こんにちは!
今回は、IBM i のAI戦略と、アプリケーション開発を劇的に変える生成AIツール「IBM Bob」についてお話しします。IBM i の現場が抱えるスキル不足や技術継承の課題を、AIがどのように解決へと導くのか、具体的な活用シーンを交えて解説していきます。
現在、IBM i 事業では大きく分けて3つの柱でAIに関する取り組みを進めています。
IBM Powerのソリューションとの組み合わせ、オープン化のためのパートナー企業様との連携、そして多様な製品を統合したプラットフォームとしての進化です。
特に注目したいのが、アプリケーション開発のサイクルにおいて生成AIを役立てていくというアプローチです。
今後は運用面までAIの力を借りて、システムの運用管理がより楽で効率的になるようなソリューションも展開していく予定です。
背景には、IBM i ユーザーの皆様が抱える深刻な課題があります。
最新のアンケート結果によると、懸念事項の1位に初めて「IBM i のスキル不足」が挙げられました。
次いで、サイバーセキュリティ、システムのモダナイゼーションと続きます。
>参考|2026 IBM i Marketplace Survey Results | Fortra
システムに長く従事されている技術者や開発者の方々の高年齢化は、どうしても避けられない現状です。
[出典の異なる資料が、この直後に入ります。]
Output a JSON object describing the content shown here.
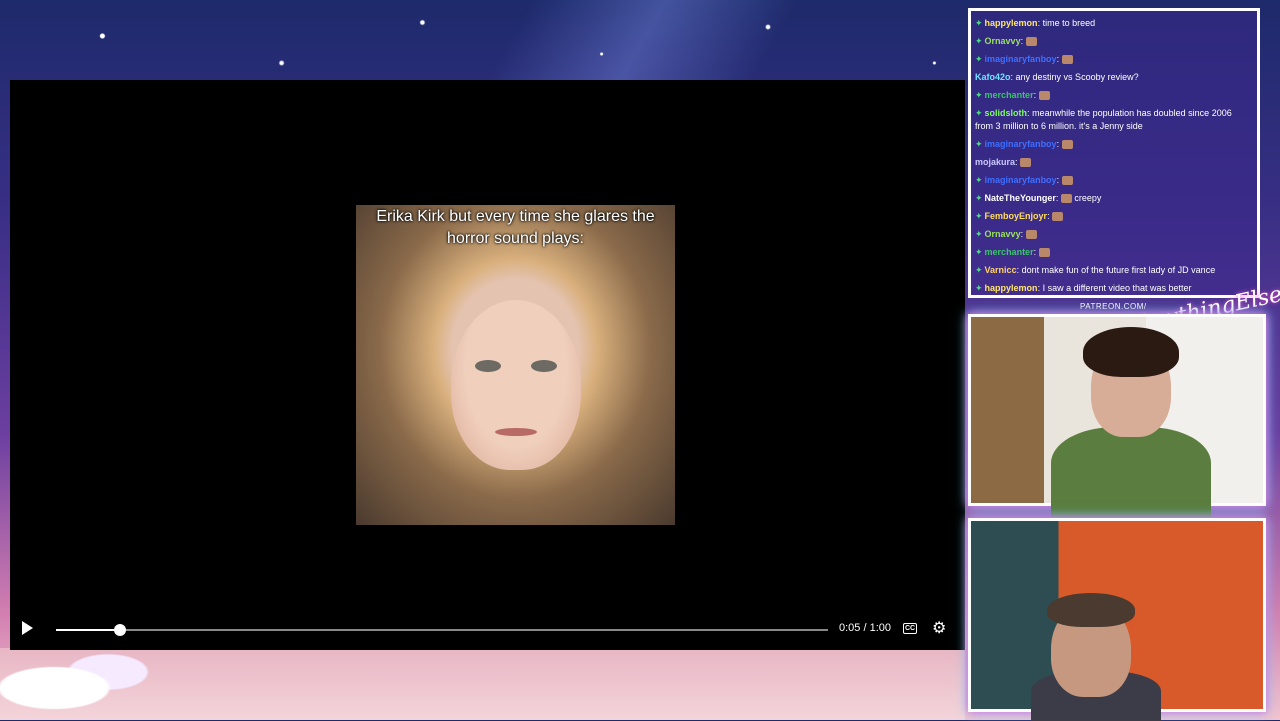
{
  "video": {
    "caption": "Erika Kirk but every time she glares the horror sound plays:",
    "current_time": "0:05",
    "duration": "1:00",
    "time_display": "0:05 / 1:00",
    "progress_fraction": 0.083,
    "cc_label": "CC"
  },
  "chat": {
    "messages": [
      {
        "user": "happylemon",
        "text": "time to breed",
        "user_color": "#ffe66b",
        "badge": true
      },
      {
        "user": "Ornavvy",
        "text": "",
        "user_color": "#9be15d",
        "badge": true,
        "emote": true
      },
      {
        "user": "imaginaryfanboy",
        "text": "",
        "user_color": "#3e6fff",
        "badge": true,
        "emote": true
      },
      {
        "user": "Kafo42o",
        "text": "any destiny vs Scooby review?",
        "user_color": "#6fe4ff",
        "badge": false
      },
      {
        "user": "merchanter",
        "text": "",
        "user_color": "#3cc36b",
        "badge": true,
        "emote": true
      },
      {
        "user": "solidsloth",
        "text": "meanwhile the population has doubled since 2006 from 3 million to 6 million. it's a Jenny side",
        "user_color": "#7cff5a",
        "badge": true
      },
      {
        "user": "imaginaryfanboy",
        "text": "",
        "user_color": "#3e6fff",
        "badge": true,
        "emote": true
      },
      {
        "user": "mojakura",
        "text": "",
        "user_color": "#c9c9ff",
        "badge": false,
        "emote": true
      },
      {
        "user": "imaginaryfanboy",
        "text": "",
        "user_color": "#3e6fff",
        "badge": true,
        "emote": true
      },
      {
        "user": "NateTheYounger",
        "text": "creepy",
        "user_color": "#ffffff",
        "badge": true,
        "emote": true
      },
      {
        "user": "FemboyEnjoyr",
        "text": "",
        "user_color": "#ffde5a",
        "badge": true,
        "emote": true
      },
      {
        "user": "Ornavvy",
        "text": "",
        "user_color": "#9be15d",
        "badge": true,
        "emote": true
      },
      {
        "user": "merchanter",
        "text": "",
        "user_color": "#3cc36b",
        "badge": true,
        "emote": true
      },
      {
        "user": "Varnicc",
        "text": "dont make fun of the future first lady of JD vance",
        "user_color": "#ffd36b",
        "badge": true
      },
      {
        "user": "happylemon",
        "text": "I saw a different video that was better",
        "user_color": "#ffe66b",
        "badge": true
      }
    ]
  },
  "overlay": {
    "patreon": "PATREON.COM/",
    "signature": "AnythingElse?"
  }
}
新規採用をしたとしても、大学でRPGを学んでくる方はほぼいらっしゃらないため、入社後の育成が不可欠になります。
ベテラン技術者が退職してしまう前に、彼らが持つ貴重な経験や知見をしっかりと次世代へ伝えていかなければなりません。
技術継承がうまく進まないという焦りを感じている方も多いのではないでしょうか。
そこで、このスキル不足という課題に対して大きな助けとなるのが、今回ご紹介する「IBM Bob」なのです。
IBM Bobの最大の強みは、要件定義などの上流工程から実際の下流工程まで、アプリケーション開発のライフサイクル全体を通じて開発者と伴走できる点にあります。
単なるコード生成にとどまらず、フェーズに合わせて様々なサポートをしてくれる頼もしい相棒になります。
一般的な生成AIを利用して、手作業の何十倍ものスピードでドキュメントが完成する驚きを経験された方も多いと思います。
IBM Bobはそうした圧倒的な生産性の向上を、開発のあらゆる工程でもたらしてくれます。
また、企業ユーザー向けに作られていることも重要なポイントです。
RPGやCOBOLといった企業向けの言語と非常に親和性が高く、CLやDDSなどIBM固有の世界にもしっかりと入り込めるように設計されています。
今後はIBM i 向けの拡張機能もさらに充実していく予定です。
そして、IBM Bobならではのユニークな特徴が「人との対話」を前提としている点です。
一般的な生成AIは指示に対して一方的に答えを出力しますが、IBM Bobは処理の途中で「このファイルを読みたい」「こういう進め方で良いか?」と人に確認を求めてきます。
人を巻き込みながら安全かつ正確に作業を進められるのが大きな魅力でしょう。
さらに、開発の状況に応じて適切なLLM(大規模言語モデル)を自動的に選択し、最適な回答を引き出すための複数の「モード」を備えています。
これらのモードを駆使することで、幅広い開発業務に柔軟に対応することができます。
ここからは、実際の開発ライフサイクルの中でIBM Bobがどのように活躍するのかを見ていきましょう。現場の目線から見ても、以下の3つの利用シーンは非常に強力です。
仕様の作成と新規プログラムの生成
プランモードを活用し、要件を元にBobとやり取りをしながら仕様を固めていきます。
そして、最終的なソースコードの生成からテスト支援までを一貫して行います。
リファクタリング(現代化)
古い固定フォームのRPGをフリーフォームに変換したり、長大で複雑なソースコードの一部を切り出してサービスプログラム化したりすることができます。
外部のAPI連携がしやすいコンポーネントに作り変えることで、システムの保守性や拡張性が飛躍的に向上します。
IBM Bobは単に作って終わりではなく、本番環境へのデプロイやその後の保守管理までしっかりとサポートしてくれます。
散らばったロジックを整理し、修正しやすい環境を整えることで、日々のメンテナンス業務も格段に楽になるかと思います。
今回はIBM Bobを活用したIBM i のAI戦略とアプリケーション開発について書きました!
皆さんの現場でも、開発の生産性向上や属人化の解消に向けて、IBM Bobのような生成AIの活用を検討してみてはいかがでしょうか?